CAMP
The Annotated “Gujarat and the Sea” Exhibition
The Annotated “Gujarat and the Sea” Exhibition is a collateral project within the larger body of work around the Indian Ocean, entitled Wharfage (2009-13) which has included over the years a radio event, several books and a film. “Boat Modes” (2009-12) dealt with the modalities of maritime life on ships and in ports between UAE, Southern Iran, India and Somalia, using photographs, texts and film based on mobile phone videos made by sailors. CAMP sees this work as a kind of historical intervention on the same subject.

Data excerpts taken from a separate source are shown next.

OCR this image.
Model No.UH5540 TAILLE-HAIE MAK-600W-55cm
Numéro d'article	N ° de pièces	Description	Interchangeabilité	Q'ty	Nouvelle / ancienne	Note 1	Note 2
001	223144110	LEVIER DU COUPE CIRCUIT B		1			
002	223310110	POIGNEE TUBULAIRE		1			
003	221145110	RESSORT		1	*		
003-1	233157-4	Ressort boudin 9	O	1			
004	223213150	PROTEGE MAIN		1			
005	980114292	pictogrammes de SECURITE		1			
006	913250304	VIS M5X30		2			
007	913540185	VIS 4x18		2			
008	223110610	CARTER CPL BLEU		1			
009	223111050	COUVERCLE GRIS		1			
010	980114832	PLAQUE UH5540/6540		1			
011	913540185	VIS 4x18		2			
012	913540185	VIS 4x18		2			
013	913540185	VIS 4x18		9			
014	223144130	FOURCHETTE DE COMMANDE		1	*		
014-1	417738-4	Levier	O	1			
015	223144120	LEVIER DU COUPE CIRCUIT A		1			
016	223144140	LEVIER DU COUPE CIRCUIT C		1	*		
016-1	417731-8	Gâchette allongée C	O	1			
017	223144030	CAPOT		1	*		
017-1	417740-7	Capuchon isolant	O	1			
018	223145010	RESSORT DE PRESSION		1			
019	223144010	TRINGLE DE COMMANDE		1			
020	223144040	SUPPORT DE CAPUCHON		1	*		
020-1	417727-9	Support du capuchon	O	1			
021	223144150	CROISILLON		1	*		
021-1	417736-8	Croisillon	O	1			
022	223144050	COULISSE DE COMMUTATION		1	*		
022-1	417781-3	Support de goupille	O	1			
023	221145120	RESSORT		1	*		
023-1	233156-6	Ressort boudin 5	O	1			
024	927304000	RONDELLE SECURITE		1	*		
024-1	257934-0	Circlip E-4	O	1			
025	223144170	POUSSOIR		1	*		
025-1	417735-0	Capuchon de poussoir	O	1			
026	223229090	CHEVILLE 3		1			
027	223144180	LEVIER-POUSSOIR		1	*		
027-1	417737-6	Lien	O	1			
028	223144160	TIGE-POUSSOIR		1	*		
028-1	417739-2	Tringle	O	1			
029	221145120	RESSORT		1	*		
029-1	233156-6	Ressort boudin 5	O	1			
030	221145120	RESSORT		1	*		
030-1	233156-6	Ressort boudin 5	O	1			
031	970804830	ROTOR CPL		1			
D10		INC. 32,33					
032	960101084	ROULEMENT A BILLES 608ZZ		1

Their installation is a critique of the exhibition «Gujarat and the Sea» that took place in 2010 in the port town of Mandvi and traveled to Ahmedabad and Surat, in Gujarat, India. The exhibition brought together around 80 high quality digital reproductions of maps, photographs, and objects, mainly coming from prestigious British institutions (the British Library collection, the UK National Maritime Museum) and private collections, with licensed permission to be shown only over three months. Organized by a well-known Gujarati cultural group, with a British curator, a Kutch-based NGO partner, and financial support from the local government, the project obviously had multinational interests and conveyed a nostalgic representation of a past golden maritime era. Having conducted research on contemporary Gujarati seafaring activity, CAMP’s intention was to highlight that many more layers of this story can unfold, including the fact that boat ownership has shifted from dominantly Hindu trader communities to Muslim sailor ones. In this collage work, CAMP is literally annotating, cropping, layering, and extending “Gujarat and the Sea” in order to create a debate, bringing a contemporary and anticolonial perspective. The work offers a comment on the production of images within art history, and edits the official historiography proposed by the quoted exhibition: the peculiar frames designed for the work mimic the brackets of a quote. CAMP’s use of unauthorized copies of the exhibition is consistent with the pirate spirit present in most of their works.